1ère étape du lâcher-prise

La première étape est la réalisation que l’évènement nous affecte. C’est une étape importante de prise de conscience que nous sommes affectés – c’est-à-dire de présence à notre expérience à travers des indices corporels comme : une augmentation de la tension, une contraction, un changement de l’humeur, certains types de pensées, certaines impulsions de comportements, etc. Combien de fois nous laissons-nous emporter dans le tourbillon de la vie et des actions-réactions sans prendre le temps de réaliser ce qui nous arrive ? Sans cette conscience claire qui vient de l’écoute de soi, nous sommes simplement en réaction à partir de nos modes de survie et de recherche de l’équilibre connu. Ce connu n’est pas toujours le meilleur pour nous dans le présent même s’il peut être soulageant ou rassurant (comme piquer une colère parce que nous sommes frustrés ou tout faire pour changer une situation jusqu’à ce qu’elle ne nous dérange plus).

2e étape du lâcher-prise

La deuxième étape consiste à reconnaître la nature de l’expérience ressentie. C’est une étape dans laquelle nous acceptons de rester avec les sensations suffisamment longtemps pour identifier la nature de l’expérience.
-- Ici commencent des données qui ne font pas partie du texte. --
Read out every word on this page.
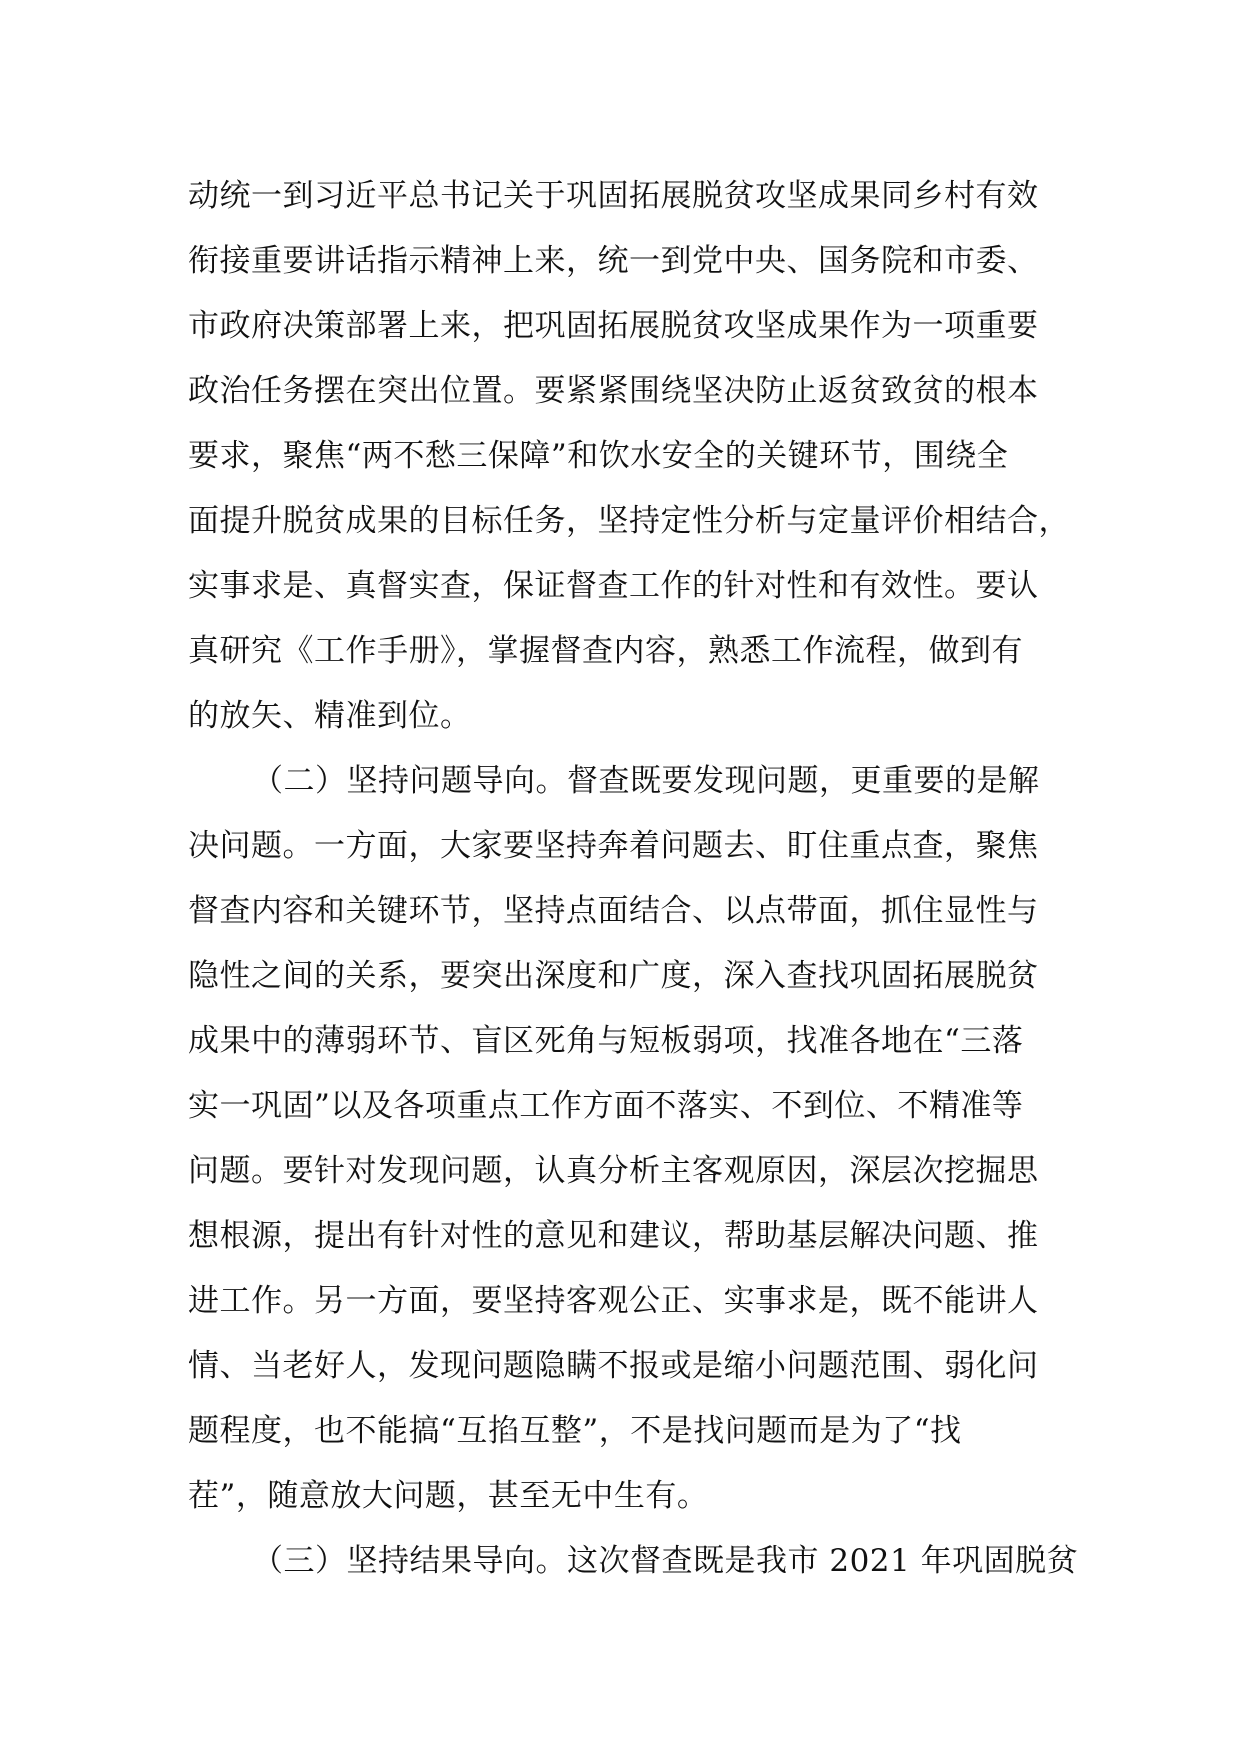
动统一到习近平总书记关于巩固拓展脱贫攻坚成果同乡村有效
衔接重要讲话指示精神上来，统一到党中央、国务院和市委、
市政府决策部署上来，把巩固拓展脱贫攻坚成果作为一项重要
政治任务摆在突出位置。要紧紧围绕坚决防止返贫致贫的根本
要求，聚焦“两不愁三保障”和饮水安全的关键环节，围绕全
面提升脱贫成果的目标任务，坚持定性分析与定量评价相结合，
实事求是、真督实查，保证督查工作的针对性和有效性。要认
真研究《工作手册》，掌握督查内容，熟悉工作流程，做到有
的放矢、精准到位。
（二）坚持问题导向。督查既要发现问题，更重要的是解
决问题。一方面，大家要坚持奔着问题去、盯住重点查，聚焦
督查内容和关键环节，坚持点面结合、以点带面，抓住显性与
隐性之间的关系，要突出深度和广度，深入查找巩固拓展脱贫
成果中的薄弱环节、盲区死角与短板弱项，找准各地在“三落
实一巩固”以及各项重点工作方面不落实、不到位、不精准等
问题。要针对发现问题，认真分析主客观原因，深层次挖掘思
想根源，提出有针对性的意见和建议，帮助基层解决问题、推
进工作。另一方面，要坚持客观公正、实事求是，既不能讲人
情、当老好人，发现问题隐瞒不报或是缩小问题范围、弱化问
题程度，也不能搞“互掐互整”，不是找问题而是为了“找
茬”，随意放大问题，甚至无中生有。
（三）坚持结果导向。这次督查既是我市 2021 年巩固脱贫
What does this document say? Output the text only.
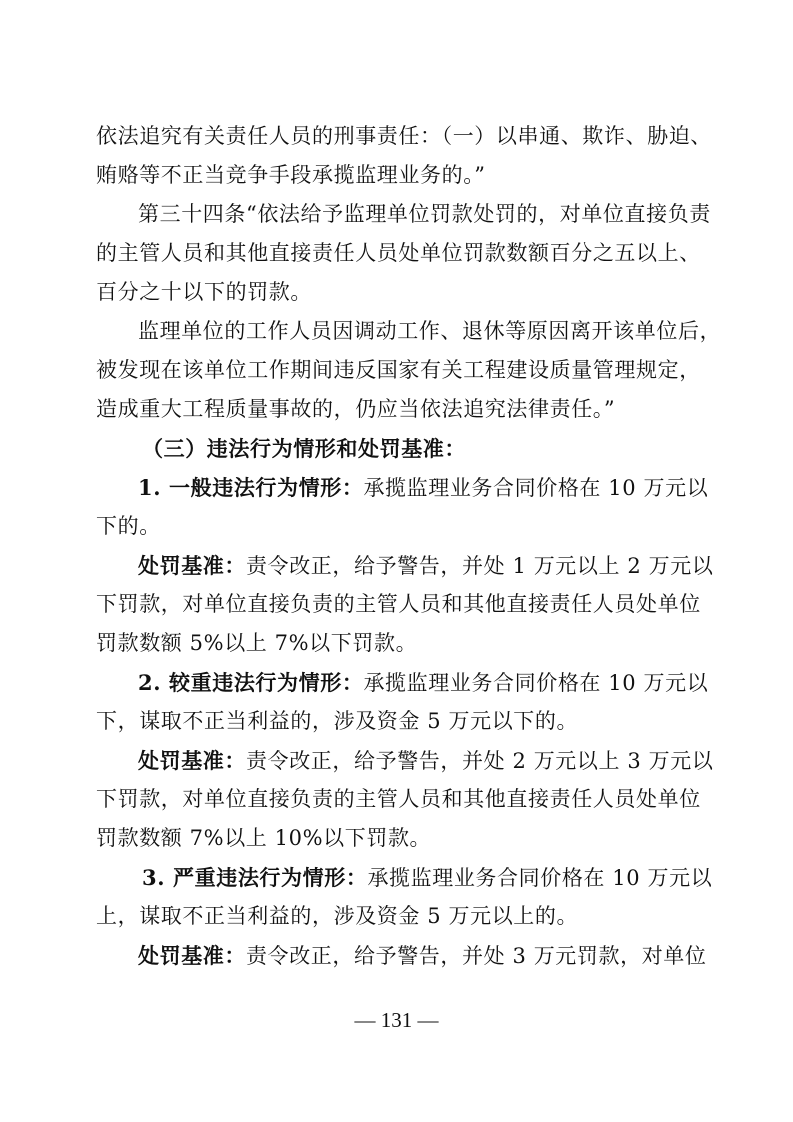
依法追究有关责任人员的刑事责任：（一）以串通、欺诈、胁迫、
贿赂等不正当竞争手段承揽监理业务的。”
第三十四条“依法给予监理单位罚款处罚的，对单位直接负责
的主管人员和其他直接责任人员处单位罚款数额百分之五以上、
百分之十以下的罚款。
监理单位的工作人员因调动工作、退休等原因离开该单位后，
被发现在该单位工作期间违反国家有关工程建设质量管理规定，
造成重大工程质量事故的，仍应当依法追究法律责任。”
（三）违法行为情形和处罚基准：
1. 一般违法行为情形：承揽监理业务合同价格在 10 万元以
下的。
处罚基准：责令改正，给予警告，并处 1 万元以上 2 万元以
下罚款，对单位直接负责的主管人员和其他直接责任人员处单位
罚款数额 5%以上 7%以下罚款。
2. 较重违法行为情形：承揽监理业务合同价格在 10 万元以
下，谋取不正当利益的，涉及资金 5 万元以下的。
处罚基准：责令改正，给予警告，并处 2 万元以上 3 万元以
下罚款，对单位直接负责的主管人员和其他直接责任人员处单位
罚款数额 7%以上 10%以下罚款。
3. 严重违法行为情形：承揽监理业务合同价格在 10 万元以
上，谋取不正当利益的，涉及资金 5 万元以上的。
处罚基准：责令改正，给予警告，并处 3 万元罚款，对单位
— 131 —
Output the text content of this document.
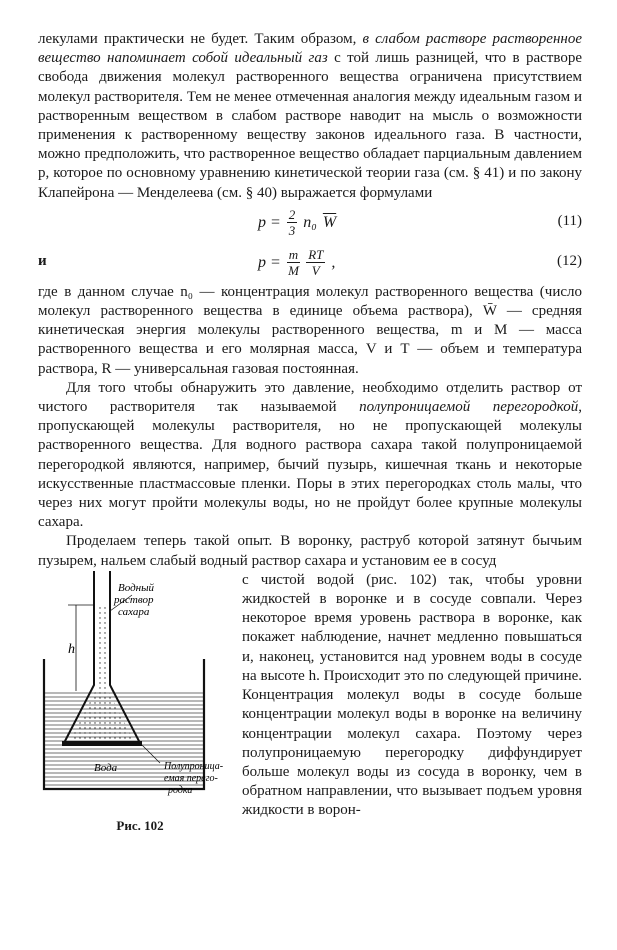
лекулами практически не будет. Таким образом, в слабом растворе растворенное вещество напоминает собой идеальный газ с той лишь разницей, что в растворе свобода движения молекул растворенного вещества ограничена присутствием молекул растворителя. Тем не менее отмеченная аналогия между идеальным газом и растворенным веществом в слабом растворе наводит на мысль о возможности применения к растворенному веществу законов идеального газа. В частности, можно предположить, что растворенное вещество обладает парциальным давлением p, которое по основному уравнению кинетической теории газа (см. § 41) и по закону Клапейрона — Менделеева (см. § 40) выражается формулами

$p = \frac{2}{3} n_0$ $\overline{W}$	(11)
и	$p = \frac{m}{M} \frac{RT}{V}$ ,	(12)

где в данном случае n₀ — концентрация молекул растворенного вещества (число молекул растворенного вещества в единице объема раствора), W̄ — средняя кинетическая энергия молекулы растворенного вещества, m и M — масса растворенного вещества и его молярная масса, V и T — объем и температура раствора, R — универсальная газовая постоянная.

Для того чтобы обнаружить это давление, необходимо отделить раствор от чистого растворителя так называемой полупроницаемой перегородкой, пропускающей молекулы растворителя, но не пропускающей молекулы растворенного вещества. Для водного раствора сахара такой полупроницаемой перегородкой являются, например, бычий пузырь, кишечная ткань и некоторые искусственные пластмассовые пленки. Поры в этих перегородках столь малы, что через них могут пройти молекулы воды, но не пройдут более крупные молекулы сахара.

Проделаем теперь такой опыт. В воронку, раструб которой затянут бычьим пузырем, нальем слабый водный раствор сахара и установим ее в сосуд

h
Водный
раствор
сахара
Вода	Полупроница-
емая перего-
родка
Рис. 102

с чистой водой (рис. 102) так, чтобы уровни жидкостей в воронке и в сосуде совпали. Через некоторое время уровень раствора в воронке, как покажет наблюдение, начнет медленно повышаться и, наконец, установится над уровнем воды в сосуде на высоте h. Происходит это по следующей причине. Концентрация молекул воды в сосуде больше концентрации молекул воды в воронке на величину концентрации молекул сахара. Поэтому через полупроницаемую перегородку диффундирует больше молекул воды из сосуда в воронку, чем в обратном направлении, что вызывает подъем уровня жидкости в ворон-
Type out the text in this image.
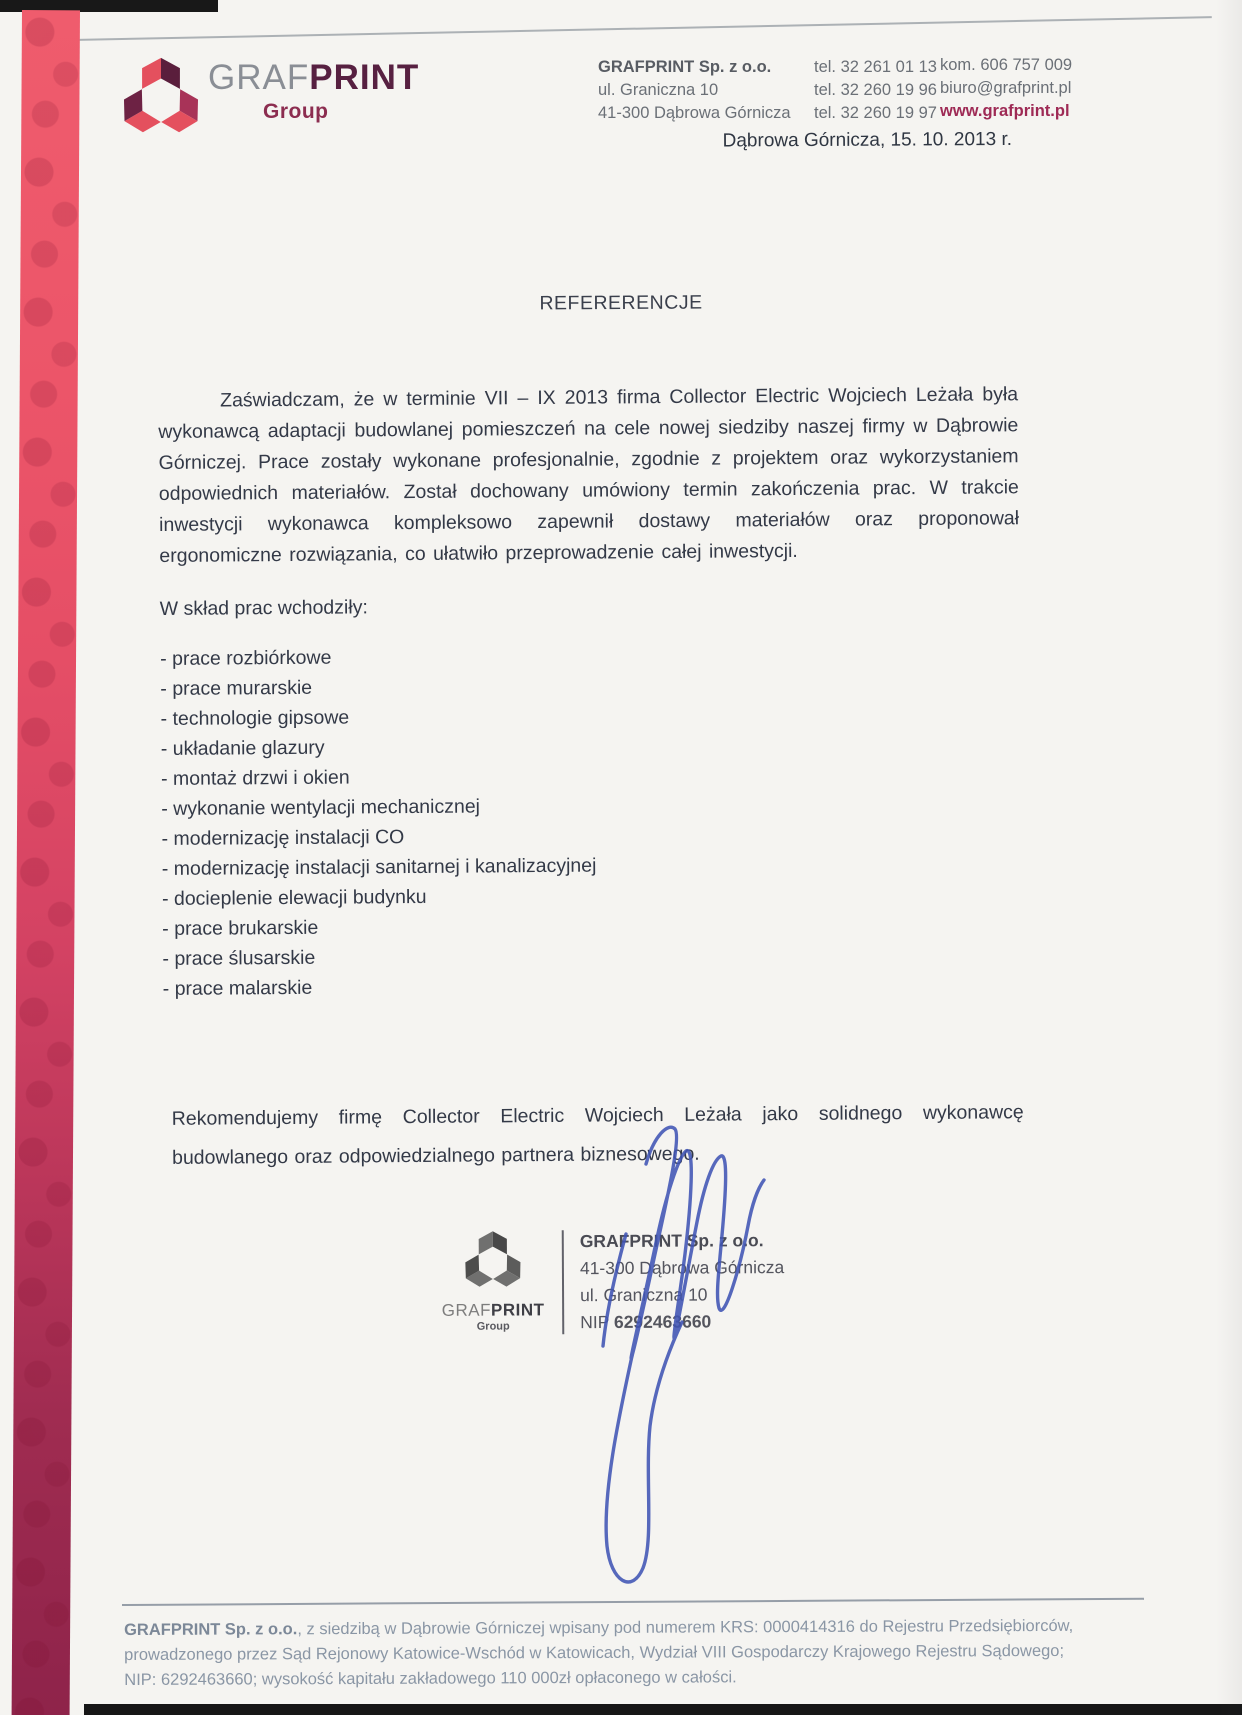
GRAFPRINT
Group
GRAFPRINT Sp. z o.o.
ul. Graniczna 10
41-300 Dąbrowa Górnicza
tel. 32 261 01 13
tel. 32 260 19 96
tel. 32 260 19 97
kom. 606 757 009
biuro@grafprint.pl
www.grafprint.pl
Dąbrowa Górnicza, 15. 10. 2013 r.
REFERERENCJE

Zaświadczam, że w terminie VII – IX 2013 firma Collector Electric Wojciech Leżała była wykonawcą adaptacji budowlanej pomieszczeń na cele nowej siedziby naszej firmy w Dąbrowie Górniczej. Prace zostały wykonane profesjonalnie, zgodnie z projektem oraz wykorzystaniem odpowiednich materiałów. Został dochowany umówiony termin zakończenia prac. W trakcie inwestycji wykonawca kompleksowo zapewnił dostawy materiałów oraz proponował ergonomiczne rozwiązania, co ułatwiło przeprowadzenie całej inwestycji.

W skład prac wchodziły:

- prace rozbiórkowe
- prace murarskie
- technologie gipsowe
- układanie glazury
- montaż drzwi i okien
- wykonanie wentylacji mechanicznej
- modernizację instalacji CO
- modernizację instalacji sanitarnej i kanalizacyjnej
- docieplenie elewacji budynku
- prace brukarskie
- prace ślusarskie
- prace malarskie

Rekomendujemy firmę Collector Electric Wojciech Leżała jako solidnego wykonawcę budowlanego oraz odpowiedzialnego partnera biznesowego.

GRAFPRINT
Group
GRAFPRINT Sp. z o.o.
41-300 Dąbrowa Górnicza
ul. Graniczna 10
NIP 6292463660
GRAFPRINT Sp. z o.o., z siedzibą w Dąbrowie Górniczej wpisany pod numerem KRS: 0000414316 do Rejestru Przedsiębiorców,
prowadzonego przez Sąd Rejonowy Katowice-Wschód w Katowicach, Wydział VIII Gospodarczy Krajowego Rejestru Sądowego;
NIP: 6292463660; wysokość kapitału zakładowego 110 000zł opłaconego w całości.
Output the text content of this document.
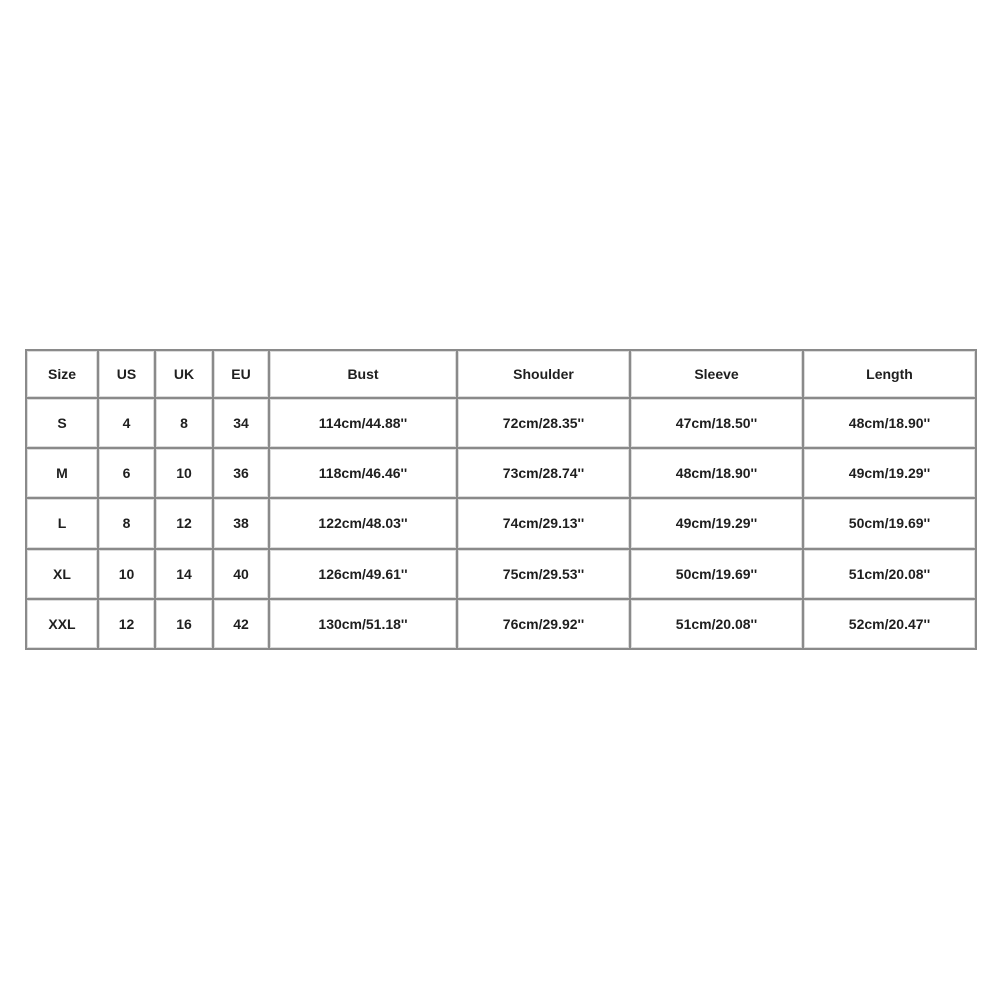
Size	US	UK	EU	Bust	Shoulder	Sleeve	Length
S	4	8	34	114cm/44.88''	72cm/28.35''	47cm/18.50''	48cm/18.90''
M	6	10	36	118cm/46.46''	73cm/28.74''	48cm/18.90''	49cm/19.29''
L	8	12	38	122cm/48.03''	74cm/29.13''	49cm/19.29''	50cm/19.69''
XL	10	14	40	126cm/49.61''	75cm/29.53''	50cm/19.69''	51cm/20.08''
XXL	12	16	42	130cm/51.18''	76cm/29.92''	51cm/20.08''	52cm/20.47''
Cette identification nous permet d’être en contact avec les véritables enjeux qui se jouent et de faire la différence entre le présent et le passé. Cette étape est nécessaire pour arriver à un véritable lâcher-prise. On ne peut vraiment gérer que la vérité. Les fausses croyances peuvent nous amener à toute sortes d’expériences qui semblent parfois justes à différents niveaux, mais qui laissent une trace dans les signes corporels : légère tension résiduelle après nous être dit que nous laisserions tomber… jusqu’au moment où une nouvelle frustration bénigne nous fait exploser.

3e étape du lâcher-prise

La troisième étape consiste à faire la différence entre le présent et le passé. Lorsque des enjeux du passé se mêlent au présent, le lâcher-prise sera souvent plus difficile, car les évènements ressentis dans le passé ont pu l’être avec une teinte plus forte de menace à notre intégrité. Il nous est plus difficile d’accepter d’être critiqués lorsque nous avons l’impression que c’est une critique de notre être entier qui est faite. Nous avons alors l’impression que nous sommes littéralement détruits, sans valeurs et indignes d’être aimés. Ce sera plus facile à accepter si nous reconnaissons les enjeux du passé. Nous pouvons voir que nous ne sommes pas dans le présent, identifiés aux actions qu’on nous reproche. Nous sommes troublés de ces critiques, mais moins menacés dans notre existence même.

4e étape du lâcher-prise

La quatrième étape est d’accepter de ressentir dans notre corps les sensations reliées à cette expérience de critique (pour garder cet exemple) et d’accepter les émotions éveillées. Nous pouvons tolérer de les laisser entrer profondément en soi et de les ressentir pleinement à partir du moment où nous ne sentons pas notre intégrité menacée. Cette dernière condition est celle qui permet de véritablement lâcher-prise au lieu de fuir de quelque façon.

5e étape du lâcher-prise

La cinquième étape consiste à lâcher prise face à l’objet ou la situation qui éveille une réaction émotive en soi. Lorsque nous avons accepté de ressentir pleinement l’expérience éveillée, nous devenons libres de nos actions, libres de nos choix. Lorsque nous ne sommes plus à combattre nos sensations et nos émotions, nous pouvons aller vers l’objet désiré ou affronter la situation dérangeante avec une énergie toute autre. Nous pouvons tout aussi bien renoncer à l’objectif et, au besoin, choisir de ne pas agir ou choisir d’agir. Notre organisme ne nous dicte plus une réaction pour gérer de façon défensive l’expérience ressentie. Libérés des peurs d’atteinte à notre intégrité, nous devenons libres face aux formes et aux résultats. Nous pouvons lâcher-prise et choisir avec sérénité et confiance une action appropriée par rapport à nos besoins fondamentaux et nos valeurs profondes, humaines et spirituelles. Notre sentiment de soi est détaché des formes, des intensités et des résultats.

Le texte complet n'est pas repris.